If the education of the Greeks was a blank canvas, and you were to put elements on it, how would you begin to shape it in terms of the subject of Art?

Look I should become a white mind too, so that we can start together – have a similar path. A man laden with 1002 things cannot touch and stain a clean space that is still waiting[…]I find that we are waiting. I am not waiting for anything. Because, you see, there are no wigs folks. There are analogies. A hope, to have left a scratch, that when you wipe the dust off it and people ask you what it is, you say “Choklis, a Greek artist, did that”. I don’t know if I’m allowed to hope for more at this point.



Now that the



lockdown



, and we are in a recovery phase, how do you personally see the future as an artist?

I always tried to belong to all generations, I didn’t like it when people said “you belong to the ’60s, the ’70s”, now I saw that my time has passed. Although I worked 35 years ago with modern media (see live painting), I now saw that I already belonged to the past.

So, how will you move?

I’m defending yesterday. Let’s hope for the scratch!

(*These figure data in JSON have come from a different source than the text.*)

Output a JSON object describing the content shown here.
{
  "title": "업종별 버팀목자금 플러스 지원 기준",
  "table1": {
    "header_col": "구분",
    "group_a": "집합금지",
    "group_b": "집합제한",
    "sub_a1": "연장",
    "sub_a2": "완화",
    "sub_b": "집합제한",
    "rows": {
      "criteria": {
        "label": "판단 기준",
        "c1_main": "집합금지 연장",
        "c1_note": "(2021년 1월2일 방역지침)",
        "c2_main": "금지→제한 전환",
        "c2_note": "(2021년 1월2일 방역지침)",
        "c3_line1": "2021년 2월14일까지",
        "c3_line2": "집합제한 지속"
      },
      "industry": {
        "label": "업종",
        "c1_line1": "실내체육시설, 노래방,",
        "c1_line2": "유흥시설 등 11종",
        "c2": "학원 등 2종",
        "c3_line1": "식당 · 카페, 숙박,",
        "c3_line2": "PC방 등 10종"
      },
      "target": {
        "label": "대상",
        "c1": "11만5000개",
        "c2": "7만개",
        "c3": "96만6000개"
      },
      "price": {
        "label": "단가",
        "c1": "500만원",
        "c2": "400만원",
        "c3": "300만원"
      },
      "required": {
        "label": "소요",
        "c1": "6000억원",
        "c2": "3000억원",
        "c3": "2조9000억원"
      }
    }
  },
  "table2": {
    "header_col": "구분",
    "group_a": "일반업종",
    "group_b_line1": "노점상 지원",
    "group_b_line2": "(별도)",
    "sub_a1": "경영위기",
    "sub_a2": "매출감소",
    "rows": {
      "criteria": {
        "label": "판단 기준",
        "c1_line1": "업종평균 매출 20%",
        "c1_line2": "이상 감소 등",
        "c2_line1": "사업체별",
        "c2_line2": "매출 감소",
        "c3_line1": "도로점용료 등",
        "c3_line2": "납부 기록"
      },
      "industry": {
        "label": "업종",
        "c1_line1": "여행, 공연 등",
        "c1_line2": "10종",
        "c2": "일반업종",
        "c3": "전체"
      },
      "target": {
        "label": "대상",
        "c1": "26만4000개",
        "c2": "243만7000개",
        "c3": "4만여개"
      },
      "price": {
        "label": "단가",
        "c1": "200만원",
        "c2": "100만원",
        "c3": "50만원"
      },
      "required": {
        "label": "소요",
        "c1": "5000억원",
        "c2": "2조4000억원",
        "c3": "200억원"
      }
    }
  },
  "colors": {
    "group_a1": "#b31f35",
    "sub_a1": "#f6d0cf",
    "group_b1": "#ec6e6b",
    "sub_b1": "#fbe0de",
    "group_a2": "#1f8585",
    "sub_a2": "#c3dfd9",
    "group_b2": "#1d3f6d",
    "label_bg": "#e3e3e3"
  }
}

Educated what does it mean?

A man who knows yesterday.

 

What does yesterday have to teach today?

Look, let’s take the word “education”. Educated what does it mean? A man who knows yesterday. This is education, what we know from yesterday. What happens in the present is information. everything that has to do with the education of man, education in the sense of form, of formation and formation, is the past. So the past has everything to teach us. In fact, I would say, not to teach, but to be everything. Inside each of you, each of you, including me, we bring in yesterday. And we hope, or – even the most cunning among us – foresee, the future.